The way in which a theory of the semiotic network may fit within the tripartition of Molino and Nattiez (see Molino, 1975) must now briefly be considered. A score, or more generally a text, is the notation of a strategy of persuasion. The poïetic work by which the strategy is elaborated usually involves tests carried by the emitter on his own semiotic network. More than once during the creative process, the artist must put himself in the position of the receiver: the composer must listen to his work, the painter must step back to embrace her canvas in one look. So doing, they leave their semiotic network as free as possible to develop pragmatic interpretants, in order to form some idea of how the semiosis may unfold in the receivers’ network. In this sense, the poïesis involves an activity in many ways comparable to an aesthesis. In the case of musical performance, the performer filters the musical text through his own pragmatic objects and pragmatic interpretants, producing an acoustic image that again is a strategy. Finally, on the side of the receiver, the aesthesis again involves an activation of pragmatic objects and interpretants, an activity which resembles poïesis.
The poïesis could be described as a semiosis that utters signs, the aesthesis as one triggered by external signs. But both poïesis and aesthesis are essentially individual processes, involving darker areas of the individual semiotic networks. The text, the score (or its acoustic image) is the material trace of the semiotic exchange and, as such, the first and the main object of study. It reveals little, however, of the semiotic processes proper, which occur in the secrecy of the individual semiotic networks.
Notes1. Following the usage, references to Peirce’s Collected Papers (1931–1960) consist in the
number of the volume followed by the number of the paragraph. 2. The most extended discussion of meaning is in 5.475ss. At first reading, it might seem that
Peirce equates meaning with interpretant. But he can only be thinking of the interpretant as it relates to the representamen, and this relation, being triadic, necessarily involves that between sign and object: Peirce’s conception, therefore, is similar to the one proposed here.

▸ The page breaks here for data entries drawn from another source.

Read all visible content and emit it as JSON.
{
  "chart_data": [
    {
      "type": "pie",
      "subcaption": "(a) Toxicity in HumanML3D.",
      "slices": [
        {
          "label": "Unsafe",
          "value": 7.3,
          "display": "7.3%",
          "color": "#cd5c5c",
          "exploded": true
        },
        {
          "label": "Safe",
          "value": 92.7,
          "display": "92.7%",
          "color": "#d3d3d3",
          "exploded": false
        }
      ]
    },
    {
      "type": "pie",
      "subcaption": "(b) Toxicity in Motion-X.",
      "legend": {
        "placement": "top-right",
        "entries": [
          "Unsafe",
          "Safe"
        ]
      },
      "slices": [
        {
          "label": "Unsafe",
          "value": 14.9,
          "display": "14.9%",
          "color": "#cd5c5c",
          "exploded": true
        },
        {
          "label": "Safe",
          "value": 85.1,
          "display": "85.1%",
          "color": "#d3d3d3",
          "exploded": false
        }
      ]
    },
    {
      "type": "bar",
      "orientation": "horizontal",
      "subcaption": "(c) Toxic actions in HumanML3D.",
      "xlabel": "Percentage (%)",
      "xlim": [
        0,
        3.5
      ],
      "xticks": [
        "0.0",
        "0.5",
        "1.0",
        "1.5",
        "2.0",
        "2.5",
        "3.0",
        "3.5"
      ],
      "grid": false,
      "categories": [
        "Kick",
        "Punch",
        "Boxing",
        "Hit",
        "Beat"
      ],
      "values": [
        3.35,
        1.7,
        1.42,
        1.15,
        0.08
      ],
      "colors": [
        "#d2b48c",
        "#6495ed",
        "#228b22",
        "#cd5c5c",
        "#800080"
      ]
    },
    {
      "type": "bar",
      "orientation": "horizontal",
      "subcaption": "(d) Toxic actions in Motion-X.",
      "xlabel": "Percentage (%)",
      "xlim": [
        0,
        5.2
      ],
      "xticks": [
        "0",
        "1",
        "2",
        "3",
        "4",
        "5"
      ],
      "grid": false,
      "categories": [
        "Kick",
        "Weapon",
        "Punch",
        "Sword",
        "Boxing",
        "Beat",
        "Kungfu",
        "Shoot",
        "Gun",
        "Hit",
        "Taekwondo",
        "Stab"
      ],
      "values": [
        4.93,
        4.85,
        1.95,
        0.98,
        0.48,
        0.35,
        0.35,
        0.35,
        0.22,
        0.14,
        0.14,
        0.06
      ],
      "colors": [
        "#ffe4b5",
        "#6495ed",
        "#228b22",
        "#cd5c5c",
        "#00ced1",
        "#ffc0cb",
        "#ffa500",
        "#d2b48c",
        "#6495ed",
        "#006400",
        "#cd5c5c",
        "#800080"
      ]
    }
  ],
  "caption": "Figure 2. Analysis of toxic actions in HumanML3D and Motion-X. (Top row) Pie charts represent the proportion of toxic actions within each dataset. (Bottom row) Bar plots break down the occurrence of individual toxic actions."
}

3. There are reasons to believe, however, that the verbalization of music took on a particular importance during a relatively short period in the history of occidental musical, namely from the end of the 16th century or the beginning of the 17th, when rhetoric considerations became normative in composition, until the end of romanticism. Verbalization may be less developed in pre-Baroque music, as in some non-European cultures.